27.10.07: Sterbehilfe-Vorstoß: Dignitas will deutsche Rechtslage mittels Präzedenzfall klären

27.10.07: Sterbehilfe-Vorstoß: Dignitas will deutsche Rechtslage mittels Präzedenzfall klären

Durch einen juristischen Präzedenzfall will die umstrittene Schweizer Sterbehilfe-Organisation Dignitas erreichen, dass Suizidbegleitung in Deutschland künftig straffrei bleibt. Zum durchexerzieren eines Musterprozesses suche man im Großraum Berlin nach einer sterbewilligen Person, die selbst und deren Angehöre bereit seien, eine Strafverfolgung einzugehen, sagte der Dignitas-Vorsitzende Ludwig A. Minelli laut Berliner Zeitung in der Online-Ausgabe vom 22.10.07. Etwaige entstehende Kosten werde Dignitas übernehmen.

Ziel des Vorhabens sei es, die in Deutschland geltende Rechtslage dahingehend zu ändern, dass sich nicht mehr jemand strafbar mache, der einem todkranken Menschen beim Suizid assistiert. Bislang besteht in Deutschland die Pflicht zur Rettung des Betroffenen, d.h. ein anwesender Arzt muss Maßnahmen zur Wiederbelebung einleiten, andernfalls macht er sich strafbar. „Das deutsche Recht zwingt somit dazu, Suizidwillige beim Sterben allein zu lassen“, so Minelli. Das sei „menschenunwürdig“.
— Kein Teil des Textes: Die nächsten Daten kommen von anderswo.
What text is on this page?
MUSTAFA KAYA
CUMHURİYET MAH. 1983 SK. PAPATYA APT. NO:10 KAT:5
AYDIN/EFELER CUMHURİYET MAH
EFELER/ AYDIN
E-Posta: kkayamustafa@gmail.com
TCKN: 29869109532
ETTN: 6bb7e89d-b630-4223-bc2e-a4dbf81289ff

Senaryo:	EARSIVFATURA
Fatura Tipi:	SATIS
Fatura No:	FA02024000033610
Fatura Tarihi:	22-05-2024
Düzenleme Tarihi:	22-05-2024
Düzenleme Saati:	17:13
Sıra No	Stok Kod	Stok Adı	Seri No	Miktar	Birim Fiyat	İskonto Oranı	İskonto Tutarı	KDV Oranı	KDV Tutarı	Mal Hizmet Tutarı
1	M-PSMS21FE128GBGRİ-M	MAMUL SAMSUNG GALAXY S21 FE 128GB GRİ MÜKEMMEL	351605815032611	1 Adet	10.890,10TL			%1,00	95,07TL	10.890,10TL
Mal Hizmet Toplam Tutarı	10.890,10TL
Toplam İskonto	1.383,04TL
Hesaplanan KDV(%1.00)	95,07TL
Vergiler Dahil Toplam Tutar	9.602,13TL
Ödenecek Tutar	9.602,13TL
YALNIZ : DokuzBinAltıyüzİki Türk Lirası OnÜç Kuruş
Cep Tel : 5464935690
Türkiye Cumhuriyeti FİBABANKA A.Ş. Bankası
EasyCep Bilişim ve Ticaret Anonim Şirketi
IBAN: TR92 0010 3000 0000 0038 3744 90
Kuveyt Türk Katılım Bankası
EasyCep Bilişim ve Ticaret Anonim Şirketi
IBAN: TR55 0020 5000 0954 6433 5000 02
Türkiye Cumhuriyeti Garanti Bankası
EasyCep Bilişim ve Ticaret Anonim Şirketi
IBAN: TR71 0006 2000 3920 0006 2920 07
Des weiteren wolle man erreichen, dass das für die Selbsttötung in der Schweiz verwendete Medikament Natrium-Pentobarbital in Deutschland zugelassen wird. Laut dem Berliner Arzt Uwe-Christian Arnold, Vizevorsitzender von Dignitate, dem deutschen Ableger der Schweizer Organsiation, hoffe man, dass die Richter in der Region Berlin beim Thema Freitod-Begleitung aufgeschlossener seien.

Kritik an dem Vorhaben

Scharfe Kritik an dem Dignitas-Vorhaben kam von der Deutschen Hospiz Stiftung. Nun sei dringend die Politik gefragt, hieß es in einer Pressemitteilung vom 23.10.08. Bereits im April 2006 wurde eine Gesetzesinitiative gegen das Geschäftemachen beim Vermitteln von assistiertem Suizid in den Bundesrat eingebracht. „Hessen, Thüringen und das Saarland verfolgten einen guten Ansatz. Es ist höchste Zeit, dieses Ziel voranzutreiben. Wir brauchen endlich ein Verbot des Geschäftemachens mit dem Tod“, erklärte der Geschäftsführer der Deutschen Hospiz Stiftung, Eugen Brysch.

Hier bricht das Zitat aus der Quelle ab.